Sur le chemin de Ramadan
23/01/2024| IslamWeb
Lorsqu’on réfléchit sur l’univers d’Allah, le Créateur, on constate que toute chose est le fruit d’une consciencieuse organisation et d’une gradualité voulue par Celui Qui a créé les cieux et la terre à partir du néant, si bien qu’aucune chose n’arrive subitement, sans préliminaire ou étapes progressives. La pluie est précédée de nuages, la tempête est devancée par les vents, la nuit ne tombe jamais soudainement dans le monde des hommes ; quant au jour, malgré le fait que tous les êtres humains l’apprécient, il ne s’est jamais levé et ne se lèvera jamais subitement ; le fil blanc du crépuscule chasse progressivement le fil noir de la nuit. Et bien que le Jour de la Résurrection soit un jour décisif et sans pareil, Allah, Exalté soit-Il, lui a donné des signes prémonitoires majeurs, précédés par d’autres mineurs. Seule la mort peut arriver subitement et sans cause apparente, Allah, Exalté soit-Il, a caché une sagesse derrière toute chose.
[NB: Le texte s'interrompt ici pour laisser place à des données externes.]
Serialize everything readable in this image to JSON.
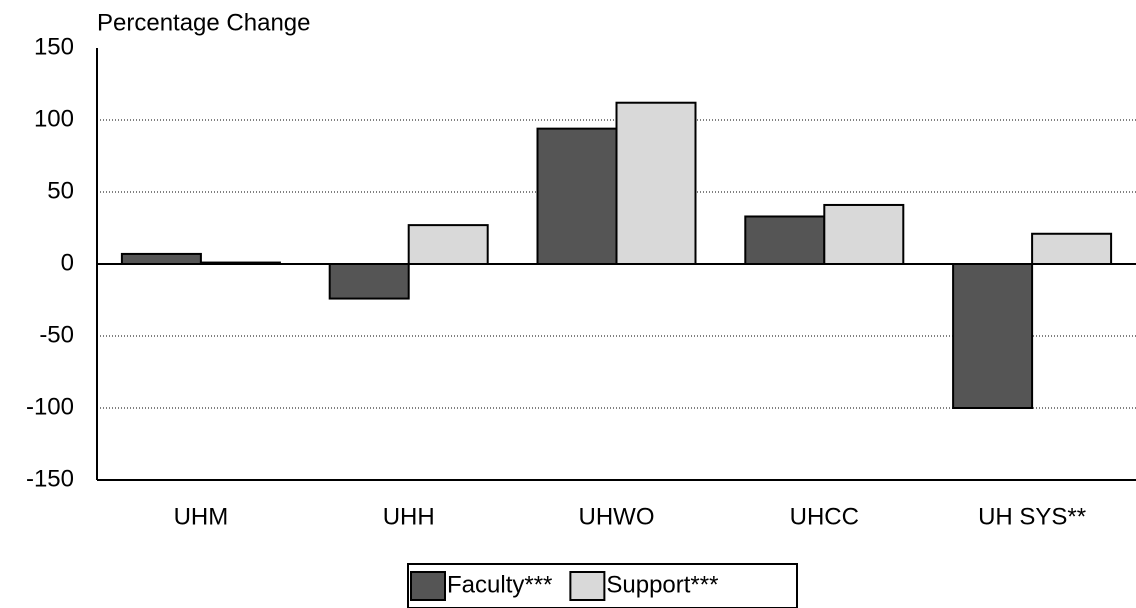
{
  "chart_data": {
    "type": "bar",
    "y_label": "Percentage Change",
    "categories": [
      "UHM",
      "UHH",
      "UHWO",
      "UHCC",
      "UH SYS**"
    ],
    "series": [
      {
        "name": "Faculty***",
        "color": "#555555",
        "values": [
          7,
          -24,
          94,
          33,
          -100
        ]
      },
      {
        "name": "Support***",
        "color": "#d9d9d9",
        "values": [
          1,
          27,
          112,
          41,
          21
        ]
      }
    ],
    "ylim": [
      -150,
      150
    ],
    "yticks": [
      -150,
      -100,
      -50,
      0,
      50,
      100,
      150
    ],
    "grid": true,
    "legend": "bottom"
  }
}
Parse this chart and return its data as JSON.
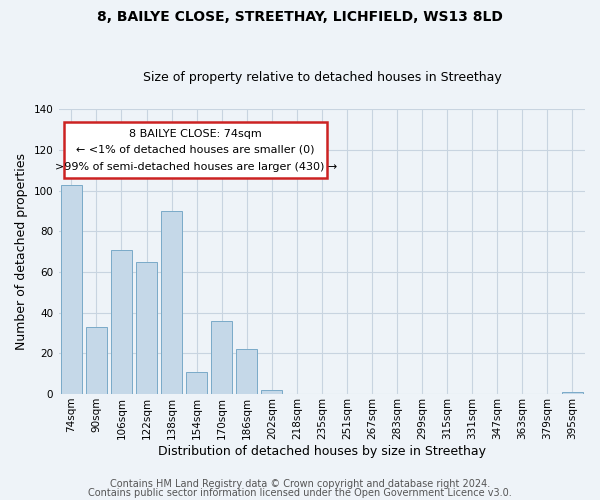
{
  "title": "8, BAILYE CLOSE, STREETHAY, LICHFIELD, WS13 8LD",
  "subtitle": "Size of property relative to detached houses in Streethay",
  "xlabel": "Distribution of detached houses by size in Streethay",
  "ylabel": "Number of detached properties",
  "bar_labels": [
    "74sqm",
    "90sqm",
    "106sqm",
    "122sqm",
    "138sqm",
    "154sqm",
    "170sqm",
    "186sqm",
    "202sqm",
    "218sqm",
    "235sqm",
    "251sqm",
    "267sqm",
    "283sqm",
    "299sqm",
    "315sqm",
    "331sqm",
    "347sqm",
    "363sqm",
    "379sqm",
    "395sqm"
  ],
  "bar_values": [
    103,
    33,
    71,
    65,
    90,
    11,
    36,
    22,
    2,
    0,
    0,
    0,
    0,
    0,
    0,
    0,
    0,
    0,
    0,
    0,
    1
  ],
  "bar_color": "#c5d8e8",
  "bar_edge_color": "#7aaac8",
  "ylim": [
    0,
    140
  ],
  "yticks": [
    0,
    20,
    40,
    60,
    80,
    100,
    120,
    140
  ],
  "annotation_line1": "8 BAILYE CLOSE: 74sqm",
  "annotation_line2": "← <1% of detached houses are smaller (0)",
  "annotation_line3": ">99% of semi-detached houses are larger (430) →",
  "footer_line1": "Contains HM Land Registry data © Crown copyright and database right 2024.",
  "footer_line2": "Contains public sector information licensed under the Open Government Licence v3.0.",
  "bg_color": "#eef3f8",
  "plot_bg_color": "#eef3f8",
  "grid_color": "#c8d4e0",
  "title_fontsize": 10,
  "subtitle_fontsize": 9,
  "axis_label_fontsize": 9,
  "tick_fontsize": 7.5,
  "annotation_fontsize": 8,
  "footer_fontsize": 7
}
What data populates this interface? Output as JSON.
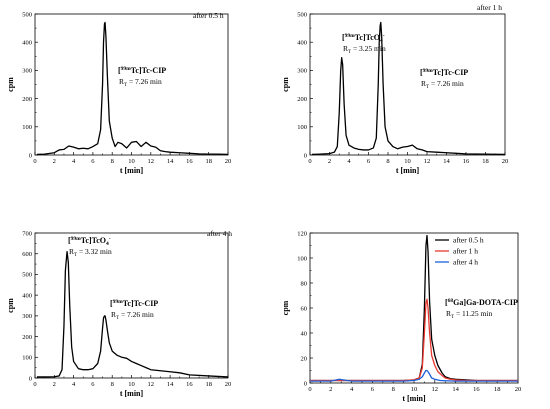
{
  "chart_data": [
    {
      "type": "line",
      "note": "after 0.5 h",
      "xlabel": "t [min]",
      "ylabel": "cpm",
      "xlim": [
        0,
        20
      ],
      "ylim": [
        0,
        500
      ],
      "xticks": [
        "0",
        "2",
        "4",
        "6",
        "8",
        "10",
        "12",
        "14",
        "16",
        "18",
        "20"
      ],
      "yticks": [
        "0",
        "100",
        "200",
        "300",
        "400",
        "500"
      ],
      "peaks": [
        {
          "label": "[99mTc]Tc-CIP",
          "rt": "R",
          "sub": "T",
          "rt_text": " = 7.26 min"
        }
      ],
      "series": [
        {
          "color": "#000000",
          "x": [
            0.2,
            1,
            2,
            2.5,
            3,
            3.5,
            4,
            4.5,
            5,
            5.5,
            6,
            6.5,
            6.8,
            7.0,
            7.1,
            7.2,
            7.26,
            7.35,
            7.5,
            7.7,
            8.0,
            8.3,
            8.6,
            9,
            9.5,
            10,
            10.5,
            11,
            11.5,
            12,
            12.5,
            13,
            13.5,
            14,
            15,
            16,
            17,
            18,
            19,
            20
          ],
          "y": [
            2,
            3,
            8,
            18,
            20,
            32,
            28,
            22,
            24,
            22,
            30,
            40,
            90,
            250,
            400,
            465,
            470,
            420,
            280,
            120,
            60,
            30,
            45,
            40,
            25,
            45,
            48,
            30,
            45,
            32,
            28,
            15,
            12,
            10,
            8,
            6,
            4,
            3,
            3,
            2
          ]
        }
      ]
    },
    {
      "type": "line",
      "note": "after 1 h",
      "xlabel": "t [min]",
      "ylabel": "cpm",
      "xlim": [
        0,
        20
      ],
      "ylim": [
        0,
        500
      ],
      "xticks": [
        "0",
        "2",
        "4",
        "6",
        "8",
        "10",
        "12",
        "14",
        "16",
        "18",
        "20"
      ],
      "yticks": [
        "0",
        "100",
        "200",
        "300",
        "400",
        "500"
      ],
      "peaks": [
        {
          "label": "[99mTc]TcO4-",
          "rt": "R",
          "sub": "T",
          "rt_text": " = 3.25 min"
        },
        {
          "label": "[99mTc]Tc-CIP",
          "rt": "R",
          "sub": "T",
          "rt_text": " = 7.26 min"
        }
      ],
      "series": [
        {
          "color": "#000000",
          "x": [
            0.2,
            1,
            2,
            2.5,
            2.8,
            3.0,
            3.15,
            3.25,
            3.35,
            3.5,
            3.7,
            4,
            4.5,
            5,
            5.5,
            6,
            6.5,
            6.8,
            7.0,
            7.1,
            7.2,
            7.26,
            7.35,
            7.5,
            7.7,
            8,
            8.5,
            9,
            9.5,
            10,
            10.5,
            11,
            11.5,
            12,
            13,
            14,
            15,
            16,
            18,
            20
          ],
          "y": [
            2,
            3,
            5,
            10,
            30,
            150,
            300,
            345,
            320,
            180,
            70,
            35,
            25,
            20,
            18,
            18,
            25,
            60,
            250,
            400,
            460,
            470,
            420,
            250,
            100,
            50,
            30,
            22,
            28,
            30,
            35,
            22,
            18,
            12,
            10,
            8,
            6,
            4,
            3,
            2
          ]
        }
      ]
    },
    {
      "type": "line",
      "note": "after 4 h",
      "xlabel": "t [min]",
      "ylabel": "cpm",
      "xlim": [
        0,
        20
      ],
      "ylim": [
        0,
        700
      ],
      "xticks": [
        "0",
        "2",
        "4",
        "6",
        "8",
        "10",
        "12",
        "14",
        "16",
        "18",
        "20"
      ],
      "yticks": [
        "0",
        "100",
        "200",
        "300",
        "400",
        "500",
        "600",
        "700"
      ],
      "peaks": [
        {
          "label": "[99mTc]TcO4-",
          "rt": "R",
          "sub": "T",
          "rt_text": " = 3.32 min"
        },
        {
          "label": "[99mTc]Tc-CIP",
          "rt": "R",
          "sub": "T",
          "rt_text": " = 7.26 min"
        }
      ],
      "series": [
        {
          "color": "#000000",
          "x": [
            0.2,
            1,
            2,
            2.5,
            2.8,
            3.0,
            3.15,
            3.32,
            3.45,
            3.6,
            3.8,
            4,
            4.5,
            5,
            5.5,
            6,
            6.5,
            6.8,
            7.0,
            7.1,
            7.2,
            7.26,
            7.35,
            7.5,
            7.7,
            8,
            8.5,
            9,
            9.5,
            10,
            10.5,
            11,
            11.5,
            12,
            13,
            14,
            15,
            16,
            18,
            20
          ],
          "y": [
            5,
            5,
            6,
            10,
            40,
            250,
            520,
            610,
            560,
            350,
            150,
            80,
            45,
            40,
            40,
            45,
            70,
            130,
            240,
            290,
            300,
            300,
            280,
            230,
            170,
            130,
            110,
            100,
            95,
            80,
            70,
            60,
            50,
            40,
            35,
            30,
            25,
            15,
            10,
            5
          ]
        }
      ]
    },
    {
      "type": "line",
      "xlabel": "t [min]",
      "ylabel": "cpm",
      "xlim": [
        0,
        20
      ],
      "ylim": [
        0,
        120
      ],
      "xticks": [
        "0",
        "2",
        "4",
        "6",
        "8",
        "10",
        "12",
        "14",
        "16",
        "18",
        "20"
      ],
      "yticks": [
        "0",
        "20",
        "40",
        "60",
        "80",
        "100",
        "120"
      ],
      "legend": "top-right",
      "peaks": [
        {
          "label": "[68Ga]Ga-DOTA-CIP",
          "rt": "R",
          "sub": "T",
          "rt_text": " = 11.25 min"
        }
      ],
      "series": [
        {
          "name": "after 0.5 h",
          "color": "#000000",
          "x": [
            0,
            2,
            4,
            6,
            8,
            9,
            10,
            10.5,
            10.8,
            11.0,
            11.15,
            11.25,
            11.35,
            11.5,
            11.7,
            12.0,
            12.3,
            12.7,
            13,
            13.5,
            14,
            15,
            16,
            18,
            20
          ],
          "y": [
            2,
            2,
            2,
            2,
            2,
            2,
            2.5,
            4,
            15,
            60,
            110,
            118,
            105,
            65,
            35,
            22,
            14,
            8,
            5,
            3.5,
            3,
            2.5,
            2,
            2,
            2
          ]
        },
        {
          "name": "after 1 h",
          "color": "#e8382f",
          "x": [
            0,
            2,
            4,
            6,
            8,
            9,
            10,
            10.5,
            10.8,
            11.0,
            11.15,
            11.25,
            11.35,
            11.5,
            11.7,
            12.0,
            12.3,
            12.7,
            13,
            13.5,
            14,
            15,
            16,
            18,
            20
          ],
          "y": [
            2,
            2,
            2,
            2,
            2,
            2,
            2.5,
            4,
            12,
            40,
            64,
            67,
            60,
            40,
            22,
            14,
            9,
            6,
            4,
            3,
            2.5,
            2,
            2,
            2,
            2
          ]
        },
        {
          "name": "after 4 h",
          "color": "#1f5fd8",
          "x": [
            0,
            2,
            2.8,
            4,
            6,
            8,
            9,
            10,
            10.5,
            10.8,
            11.0,
            11.15,
            11.25,
            11.35,
            11.5,
            11.7,
            12.0,
            12.5,
            13,
            14,
            15,
            16,
            18,
            20
          ],
          "y": [
            1.5,
            1.5,
            3,
            1.5,
            1.5,
            1.5,
            1.5,
            2,
            3,
            5,
            8,
            10,
            10,
            9,
            7,
            4,
            3,
            2,
            1.8,
            1.5,
            1.5,
            1.5,
            1.5,
            1.5
          ]
        }
      ]
    }
  ]
}
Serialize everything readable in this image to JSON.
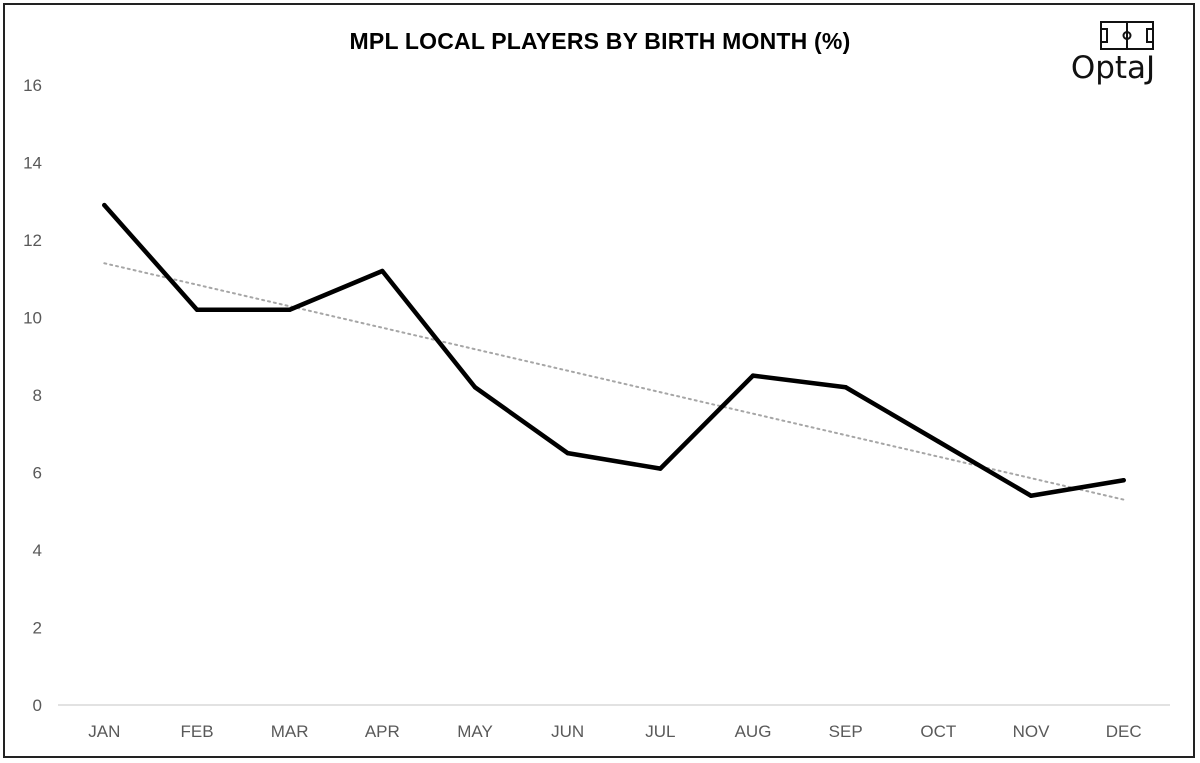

Quiconque observe la religion d’Allah, Exalté soit-Il, remarquera la même gradualité dans les actes dévotionnels, les piliers de l’Islam et les obligations religieuses. La prière obligatoire est précédée de l’Adhane (l’appel à la prière) et des prières surérogatoires, bien qu’elles soient toutes des prières ! La Zakate est accompagnée d’aumônes surérogatoires sous toutes ses formes, le Hadj est comparable à la Omra, le jeûne obligatoire (Ramadan) est précédé par diverses formes de jeûne tels que le jeûne volontaire, le jeûne du lundi et du jeudi, le jeûne du jour de Arafat, le jeûne du jour de Achoura, le jeûne des 13e, 14e et 15e jours de chaque mois lunaire, le jeûne des six jours du mois de Chawal ainsi que d’autres formes de jeûne que le musulman accomplit par désir et par crainte.
Allah, Exalté soit-Il, par Sa grâce, nous a frayé une voie pour arriver à destination du mois de Ramadan, via les portes des mois de Radjab et de Chaâbane. Il n’est possible d’entrer dans le mois de Ramadan qu’à travers ces deux portes et il est difficile de réaliser ses objectifs pour le mois de Ramadan sans préparation, car celui qui veut voyager doit être autorisé à partir ; sinon, il demeurera sur place.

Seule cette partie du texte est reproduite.